Buying an SSL certificate can seem like a complicated and painful experience. How do you know which certificate to choose, what does a wildcard certificate have that a standard domain validated SSL certificate doesn’t, and will your certificate protect website visitors from viruses? In this blog post we’re going to tackle these and other questions. By the end, we’ll have SSL certificates explained in simple terms to help you make an informed decision about which product to buy or what step to take next.
SSL certificates explained
What is an SSL certificate?
An SSL certificate is a small data file that’s used to digitally encrypt data transferred from one place to another online.
SSL stands for Secure Socket Layer, which is also the protocol that’s responsible for securing data transferred.
SSL certificates are used to encrypt information online because without them, hackers and anyone with malicious intent would be able see sensitive information like personal identification numbers, credit card information and other private data not meant to be shared publicly.
Now that we have SSL certificates explained, let’s take a look at some of the most common misconceptions people have about them.
1. SSL protects your website from viruses
While SSL certificates can secure data transferred between two points (your computer and the server/website you are visiting), they do not protect your website from viruses or malware. Malware can infect a website in many ways, and one of the most common website-related malware attacks is due to a Man-in-the-middle attack (MITM).
MITM attacks, however, take place when websites do not have SSL certificates, making it easy for hackers to “sit in the middle” of traffic sent between the website and a website visitor’s computer.
2. SSL slows your website load time
SSL has long been rumored to slow website load times, as well as networks, but that’s just not true. SSL consumes an almost infinitesimal amount of bandwidth on both your website, the websites visitor’s computer and any network you may be using, and this amount of consumption is set to get even smaller as hardware and bandwidth advance.
3. You only need to use SSL on pages with web forms
SSL connections have long been used to secure pages that capture sensitive information, and the idea of only securing these pages was thought to be a good one. However, it is not, and to illustrate why, I’ll use the analogy of a house robbery.
When leaving your home for an evening out, you make sure that all doors are locked and windows shut securely. This way, you leave the house assured that you’ve done all you can to protect your possessions.
If, however, you locked all doors and decided to leave the kitchen window open, a burglar could easily gain access to your home.
Having an SSL certificate on only one page and leaving the rest of your website unprotected is very much the same as leaving your kitchen window open.
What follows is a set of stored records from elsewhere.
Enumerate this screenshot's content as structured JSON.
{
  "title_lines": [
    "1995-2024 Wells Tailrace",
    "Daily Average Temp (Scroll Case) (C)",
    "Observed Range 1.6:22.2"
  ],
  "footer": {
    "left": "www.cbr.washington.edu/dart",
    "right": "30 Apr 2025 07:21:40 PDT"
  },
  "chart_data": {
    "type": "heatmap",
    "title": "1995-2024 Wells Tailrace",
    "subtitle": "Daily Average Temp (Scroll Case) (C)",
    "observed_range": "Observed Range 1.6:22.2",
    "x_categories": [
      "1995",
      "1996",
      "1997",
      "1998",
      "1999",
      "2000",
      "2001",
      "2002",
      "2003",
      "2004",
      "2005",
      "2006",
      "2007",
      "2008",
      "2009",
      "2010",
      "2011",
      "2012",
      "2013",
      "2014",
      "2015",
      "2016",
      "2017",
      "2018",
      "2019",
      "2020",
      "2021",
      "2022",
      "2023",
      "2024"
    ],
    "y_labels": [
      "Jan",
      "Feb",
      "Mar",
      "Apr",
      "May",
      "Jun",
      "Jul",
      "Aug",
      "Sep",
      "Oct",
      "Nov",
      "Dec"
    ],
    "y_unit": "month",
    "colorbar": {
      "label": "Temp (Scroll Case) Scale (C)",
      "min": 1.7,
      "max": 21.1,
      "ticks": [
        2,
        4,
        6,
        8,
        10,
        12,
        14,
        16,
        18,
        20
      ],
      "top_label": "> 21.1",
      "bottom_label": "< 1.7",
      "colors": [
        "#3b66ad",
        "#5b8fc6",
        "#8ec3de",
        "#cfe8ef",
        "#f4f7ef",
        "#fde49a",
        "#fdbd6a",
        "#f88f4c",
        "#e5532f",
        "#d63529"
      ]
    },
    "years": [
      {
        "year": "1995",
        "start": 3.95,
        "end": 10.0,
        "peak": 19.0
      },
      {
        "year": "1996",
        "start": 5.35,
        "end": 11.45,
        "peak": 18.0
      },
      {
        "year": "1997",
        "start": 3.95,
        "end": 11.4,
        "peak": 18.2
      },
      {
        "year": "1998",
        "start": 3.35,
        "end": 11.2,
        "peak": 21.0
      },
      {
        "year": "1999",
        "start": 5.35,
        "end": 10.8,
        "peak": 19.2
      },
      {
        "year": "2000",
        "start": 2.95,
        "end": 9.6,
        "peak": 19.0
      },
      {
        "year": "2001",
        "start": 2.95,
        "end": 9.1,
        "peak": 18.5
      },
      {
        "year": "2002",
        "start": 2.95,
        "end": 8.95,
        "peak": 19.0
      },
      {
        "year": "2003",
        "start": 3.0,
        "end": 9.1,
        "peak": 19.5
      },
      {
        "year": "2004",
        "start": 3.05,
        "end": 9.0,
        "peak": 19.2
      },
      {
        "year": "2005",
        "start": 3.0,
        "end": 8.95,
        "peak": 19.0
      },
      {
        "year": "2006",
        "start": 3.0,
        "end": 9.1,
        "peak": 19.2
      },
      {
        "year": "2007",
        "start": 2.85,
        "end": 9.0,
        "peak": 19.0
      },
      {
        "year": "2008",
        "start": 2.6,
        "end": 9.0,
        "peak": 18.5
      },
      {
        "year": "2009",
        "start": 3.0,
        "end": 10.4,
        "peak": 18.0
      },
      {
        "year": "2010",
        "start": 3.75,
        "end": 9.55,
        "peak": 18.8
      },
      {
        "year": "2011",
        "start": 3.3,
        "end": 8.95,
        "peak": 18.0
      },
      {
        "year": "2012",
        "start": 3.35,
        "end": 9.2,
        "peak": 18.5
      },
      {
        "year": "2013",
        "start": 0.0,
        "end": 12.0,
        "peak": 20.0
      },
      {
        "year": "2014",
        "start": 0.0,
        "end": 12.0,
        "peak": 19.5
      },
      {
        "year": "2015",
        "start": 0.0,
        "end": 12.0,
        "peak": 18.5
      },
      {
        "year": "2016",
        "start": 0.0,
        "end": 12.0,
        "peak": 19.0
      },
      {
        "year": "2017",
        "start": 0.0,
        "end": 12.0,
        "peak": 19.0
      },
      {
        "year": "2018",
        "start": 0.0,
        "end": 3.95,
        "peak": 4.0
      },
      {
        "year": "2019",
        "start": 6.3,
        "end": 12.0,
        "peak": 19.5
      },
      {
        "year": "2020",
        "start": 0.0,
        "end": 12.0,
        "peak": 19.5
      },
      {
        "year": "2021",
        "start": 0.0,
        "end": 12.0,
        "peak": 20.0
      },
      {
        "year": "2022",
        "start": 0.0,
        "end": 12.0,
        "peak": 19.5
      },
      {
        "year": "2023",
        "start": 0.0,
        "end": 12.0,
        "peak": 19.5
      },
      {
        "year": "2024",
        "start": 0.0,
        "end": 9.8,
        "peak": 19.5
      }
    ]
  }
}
Hackers can impersonate the website (through a MITM hack) and access information on a website visitor’s computer.
4. You can secure an IP address with any SSL certificate
While almost all SSL certificates must be issued to a fully qualified domain name (such as www.mydomain.com), most SSL certificates with Subject Alternate Name (SAN) functionality can allow an IP address to be secured.
5. SSL certificates don’t secure subdirectories
SSL certificates can be used to secure subdomains as well as subdirectories. In fact, using subdirectories can be beneficial for websites that host different website properties under one domain, as Google rewards subdirectories with better search rankings.
6. All SSL certificates are the same
While all SSL certificates provide encryption, not all offer the same functionality. For example, the SAN certificate allows you to secure multiple fully qualified domain name, while a single domain certificate only secures one domain.
7. Wildcard SSL certificates can secure multiple fully qualified domains
Wildcard and UC certificate functionality are often confused as they both offer the ability to secure more than one online property.
In the case of a wildcard certificate, you can secure an unlimited number of subdomains on one specific domain, as illustrated below:
SAN certificates, on the other hand, allow you to secure multiple fully qualified domains, as seen below:
There you have it! You now know more about SSL certificates and, most importantly, can use this information to make an informed decision about your next SSL certificate order.